Boeing Co. opens 787 delivery center

Charleston Regional Business Journal
Matt Tomsic
November 14, 2011

The Boeing Co. hosted its final major ribbon-cutting in North Charleston last week, opening the company’s last stop for Lowcountry-built Dreamliners — the delivery center — on Friday.

“This is the Taj Ma-Palmer behind me,” said state Rep. Chip Limehouse of Charleston, recognizing Dave Palmer, director of Boeing’s South Carolina Delivery Center. Palmer had a key role in the delivery center’s development.

Palmer said the building blends the history of Boeing Commercial Airplanes with a Lowcountry look and feel while also making the space functional.

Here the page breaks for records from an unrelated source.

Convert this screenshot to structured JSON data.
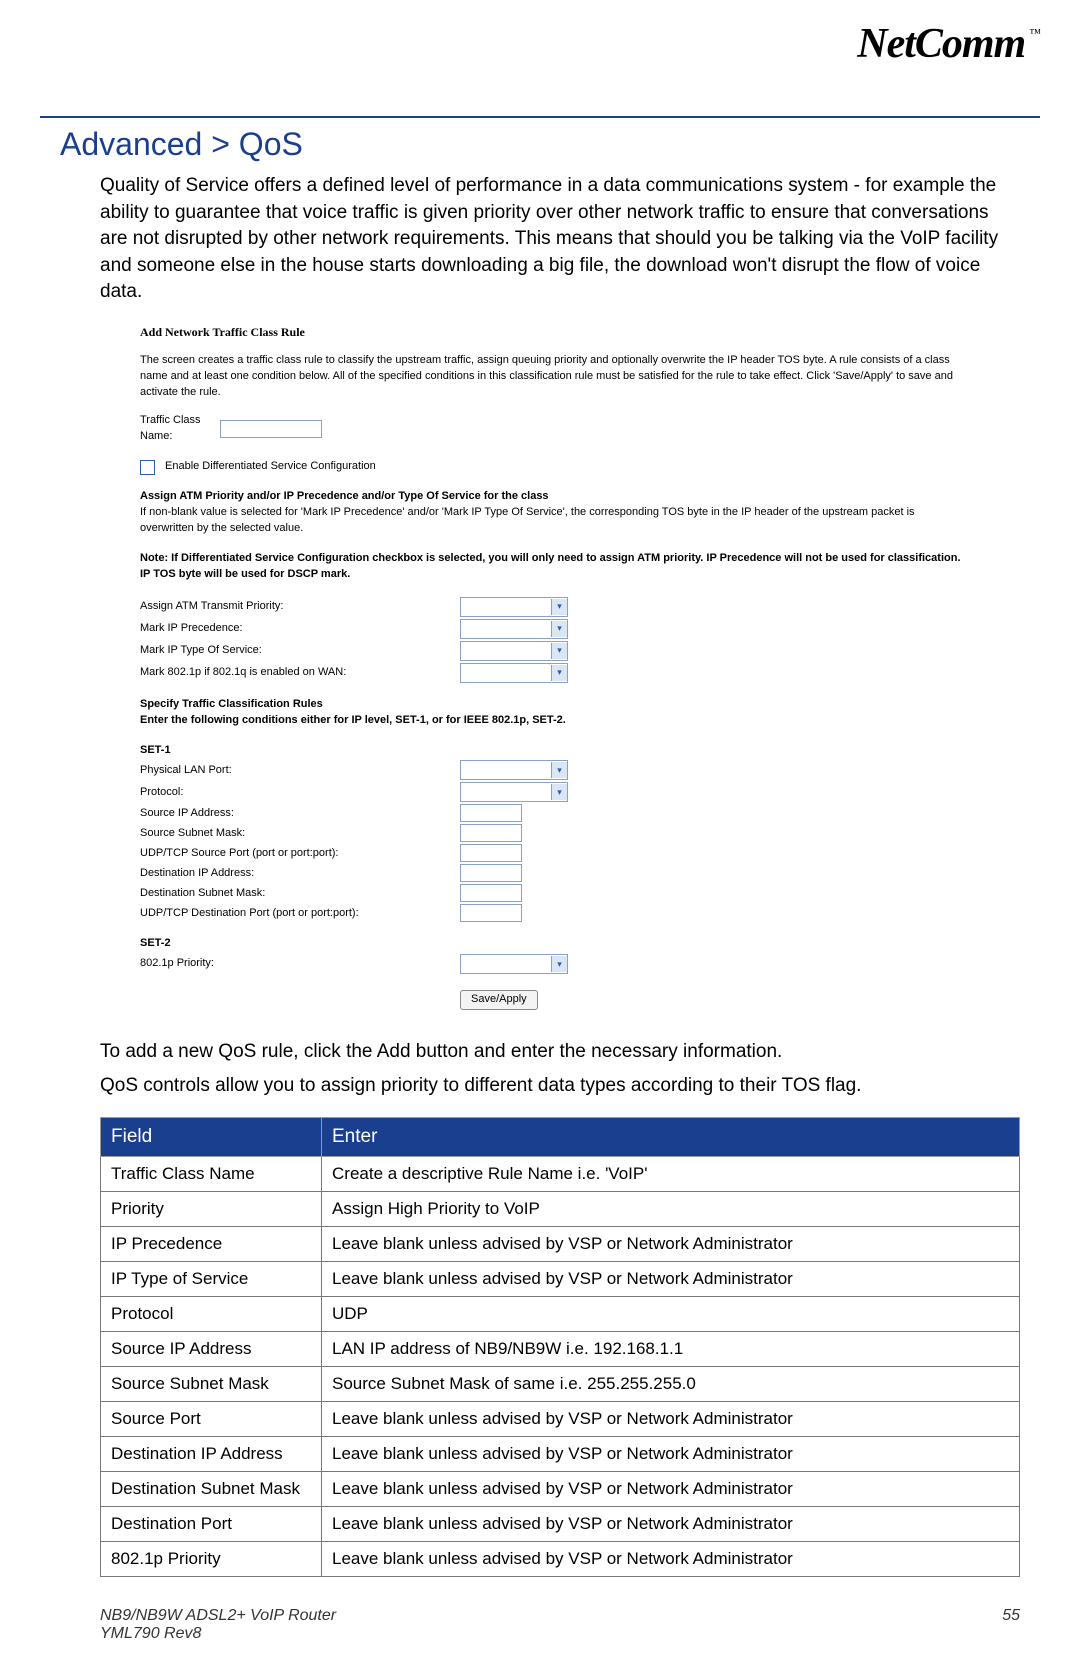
{
  "brand": "NetComm",
  "tm": "™",
  "page_title": "Advanced > QoS",
  "intro_text": "Quality of Service offers a defined level of performance in a data communications system - for example the ability to guarantee that voice traffic is given priority over other network traffic to ensure that conversations are not disrupted by other network requirements.  This means that should you be talking via the VoIP facility and someone else in the house starts downloading a big file, the download won't disrupt the flow of voice data.",
  "form": {
    "title": "Add Network Traffic Class Rule",
    "desc": "The screen creates a traffic class rule to classify the upstream traffic, assign queuing priority and optionally overwrite the IP header TOS byte. A rule consists of a class name and at least one condition below. All of the specified conditions in this classification rule must be satisfied for the rule to take effect. Click 'Save/Apply' to save and activate the rule.",
    "tcn_label": "Traffic Class Name:",
    "enable_dsc": "Enable Differentiated Service Configuration",
    "assign_header": "Assign ATM Priority and/or IP Precedence and/or Type Of Service for the class",
    "assign_note": "If non-blank value is selected for 'Mark IP Precedence' and/or 'Mark IP Type Of Service', the corresponding TOS byte in the IP header of the upstream packet is overwritten by the selected value.",
    "note": "Note: If Differentiated Service Configuration checkbox is selected, you will only need to assign ATM priority. IP Precedence will not be used for classification. IP TOS byte will be used for DSCP mark.",
    "atm_label": "Assign ATM Transmit Priority:",
    "mip_label": "Mark IP Precedence:",
    "mtos_label": "Mark IP Type Of Service:",
    "m8021p_label": "Mark 802.1p if 802.1q is enabled on WAN:",
    "spec_header": "Specify Traffic Classification Rules",
    "spec_sub": "Enter the following conditions either for IP level, SET-1, or for IEEE 802.1p, SET-2.",
    "set1": "SET-1",
    "lan_port": "Physical LAN Port:",
    "protocol": "Protocol:",
    "src_ip": "Source IP Address:",
    "src_mask": "Source Subnet Mask:",
    "udp_src": "UDP/TCP Source Port (port or port:port):",
    "dst_ip": "Destination IP Address:",
    "dst_mask": "Destination Subnet Mask:",
    "udp_dst": "UDP/TCP Destination Port (port or port:port):",
    "set2": "SET-2",
    "p8021": "802.1p Priority:",
    "save_btn": "Save/Apply"
  },
  "post_text_1": "To add a new QoS rule, click the Add button and enter the necessary information.",
  "post_text_2": "QoS controls allow you to assign priority to different data types according to their TOS flag.",
  "table": {
    "head_field": "Field",
    "head_enter": "Enter",
    "rows": [
      {
        "f": "Traffic Class Name",
        "e": "Create a descriptive Rule Name i.e. 'VoIP'"
      },
      {
        "f": "Priority",
        "e": "Assign High Priority to VoIP"
      },
      {
        "f": "IP Precedence",
        "e": "Leave blank unless advised by VSP or Network Administrator"
      },
      {
        "f": "IP Type of Service",
        "e": "Leave blank unless advised by VSP or Network Administrator"
      },
      {
        "f": "Protocol",
        "e": "UDP"
      },
      {
        "f": "Source IP Address",
        "e": "LAN IP address of NB9/NB9W i.e. 192.168.1.1"
      },
      {
        "f": "Source Subnet Mask",
        "e": "Source Subnet Mask of same i.e. 255.255.255.0"
      },
      {
        "f": "Source Port",
        "e": "Leave blank unless advised by VSP or Network Administrator"
      },
      {
        "f": "Destination IP Address",
        "e": "Leave blank unless advised by VSP or Network Administrator"
      },
      {
        "f": "Destination Subnet Mask",
        "e": "Leave blank unless advised by VSP or Network Administrator"
      },
      {
        "f": "Destination Port",
        "e": "Leave blank unless advised by VSP or Network Administrator"
      },
      {
        "f": "802.1p Priority",
        "e": "Leave blank unless advised by VSP or Network Administrator"
      }
    ]
  },
  "footer_left_1": "NB9/NB9W ADSL2+ VoIP Router",
  "footer_left_2": "YML790 Rev8",
  "footer_right": "55"
}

“I had an idea what the customer liked about our facilities and things that would make them better,” he said.

The delivery center has three floors divided into flight support offices; conference rooms; food services; offices for customers and Boeing; and a viewing deck that overlooks the flightline and two passenger-boarding bridges.

Next to the delivery center, Boeing employees will fuel the plane, check the fuel transfers, put the plane into a stall, fire up the engine and send power from the engine to the plane for the first time, said Jack Jones, vice president and general manager of Boeing South Carolina.

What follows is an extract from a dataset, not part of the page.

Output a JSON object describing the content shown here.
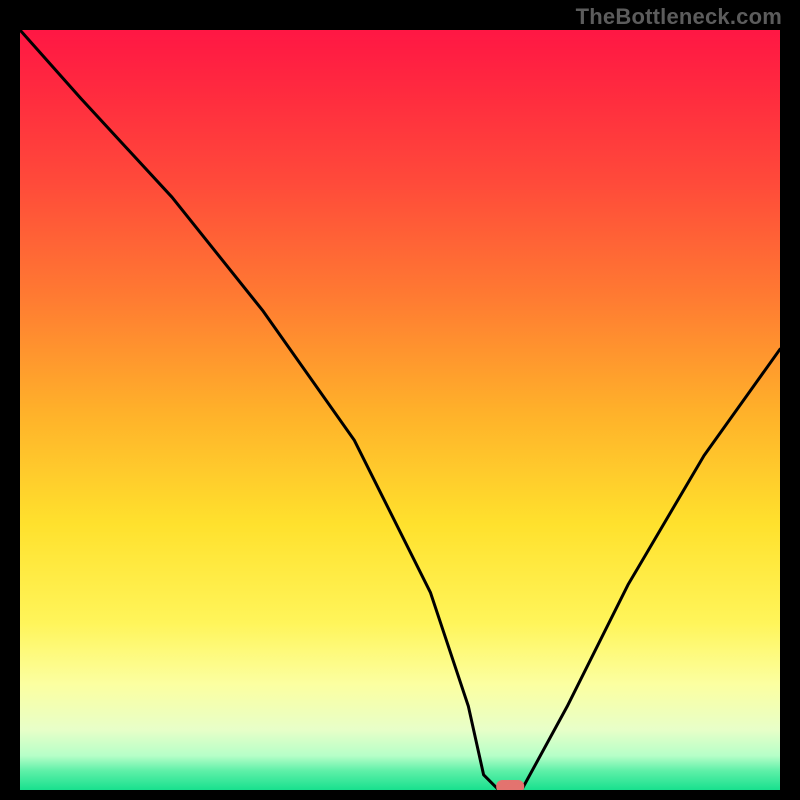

Boeing pilots will take it for a test flight; after that, it’s the customer’s turn, as its pilots take the plane for a spin.

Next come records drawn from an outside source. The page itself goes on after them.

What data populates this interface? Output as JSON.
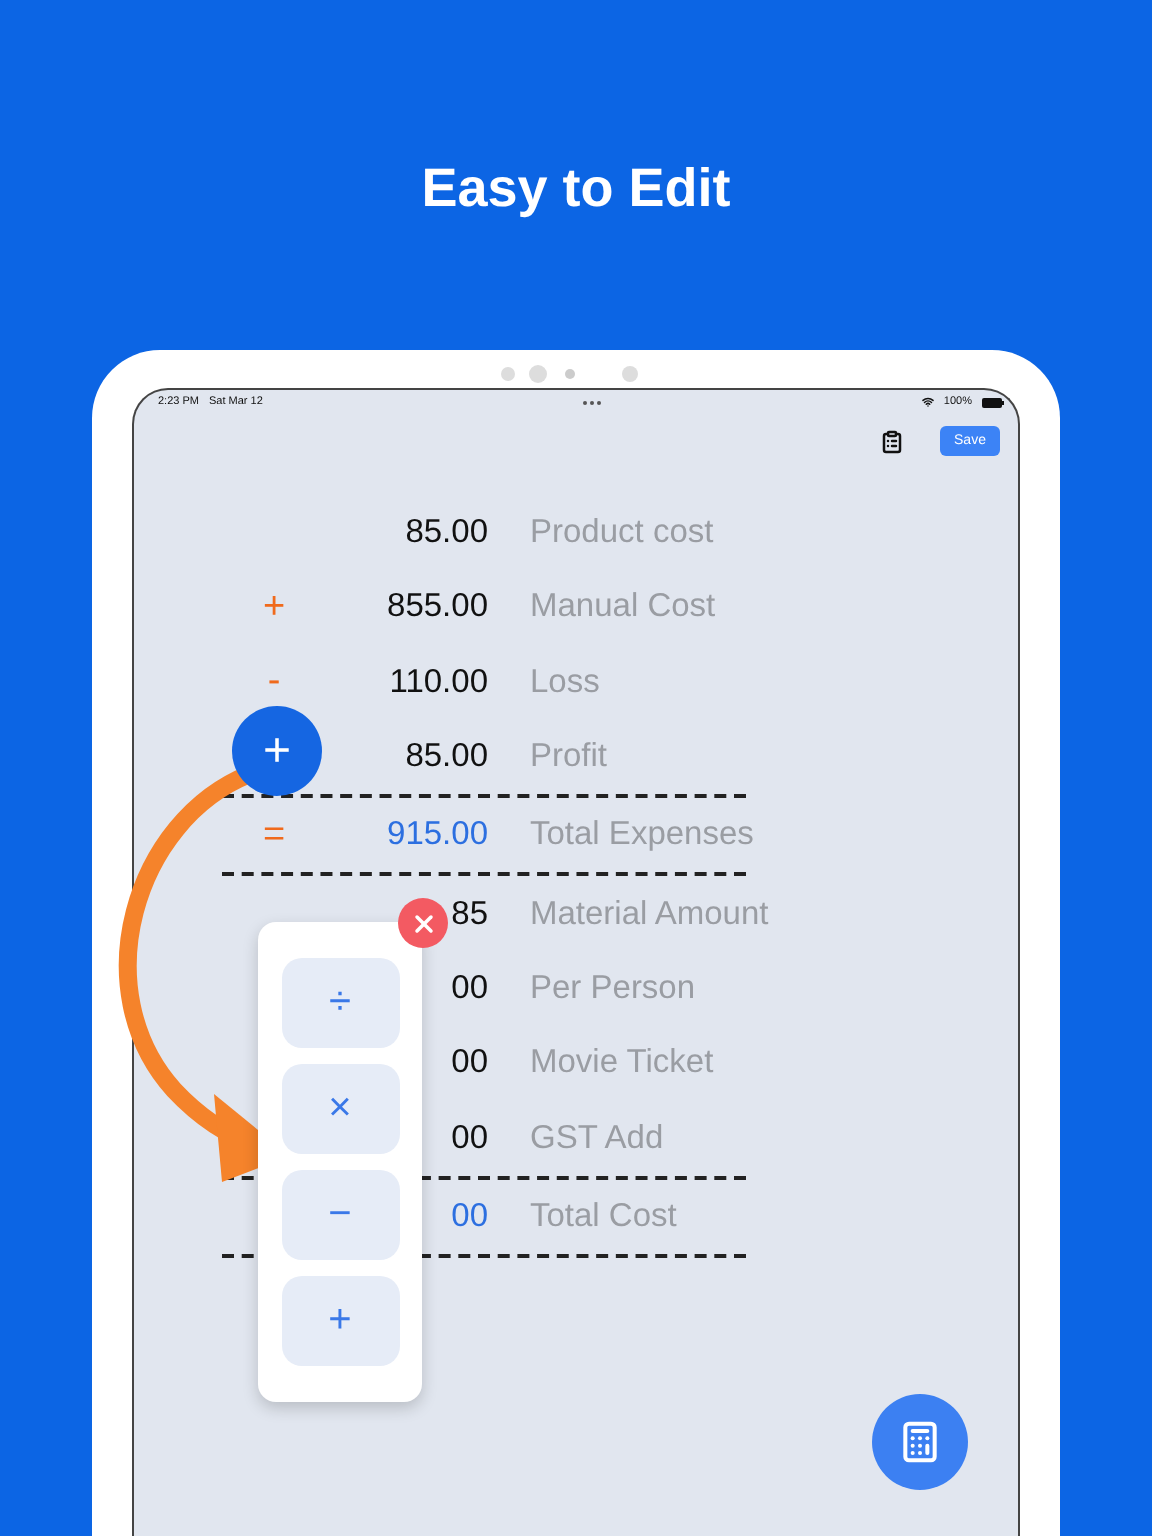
{
  "headline": "Easy to Edit",
  "status_bar": {
    "time": "2:23 PM",
    "date": "Sat Mar 12",
    "battery": "100%"
  },
  "toolbar": {
    "save": "Save"
  },
  "sections": [
    {
      "items": [
        {
          "value": "85.00",
          "label": "Product cost"
        },
        {
          "sign": "+",
          "value": "855.00",
          "label": "Manual Cost"
        },
        {
          "sign": "-",
          "value": "110.00",
          "label": "Loss"
        },
        {
          "value": "85.00",
          "label": "Profit"
        }
      ],
      "total": {
        "sign": "=",
        "value": "915.00",
        "label": "Total Expenses"
      }
    },
    {
      "items": [
        {
          "value": "85",
          "label": "Material Amount"
        },
        {
          "value": "00",
          "label": "Per Person"
        },
        {
          "value": "00",
          "label": "Movie Ticket"
        },
        {
          "value": "00",
          "label": "GST Add"
        }
      ],
      "total": {
        "value": "00",
        "label": "Total Cost"
      }
    }
  ],
  "add_button": "+",
  "operator_menu": [
    "÷",
    "×",
    "−",
    "+"
  ]
}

“This is also going to be about the customer experience,” Jones said, before comparing the North Charleston delivery center — the company’s only delivery center outside of Puget Sound — to its facility in Washington state. Customers buying from North Charleston need to know that “they get the same quality airplane, the same experience,” he said.

The new facilities in North Charleston include the delivery center, the final assembly facility and the Interior Responsibilities Center, among others.

Boeing South Carolina can now begin focusing on building 787 Dreamliners and have accelerated to an eight-day metric for the mid-aft section, which means Boeing workers will be able to produce 2.5 planes a month.

“This is a shining example of government (and) private business working for the same cause,” Jones said. “Everybody should take a part of this success.”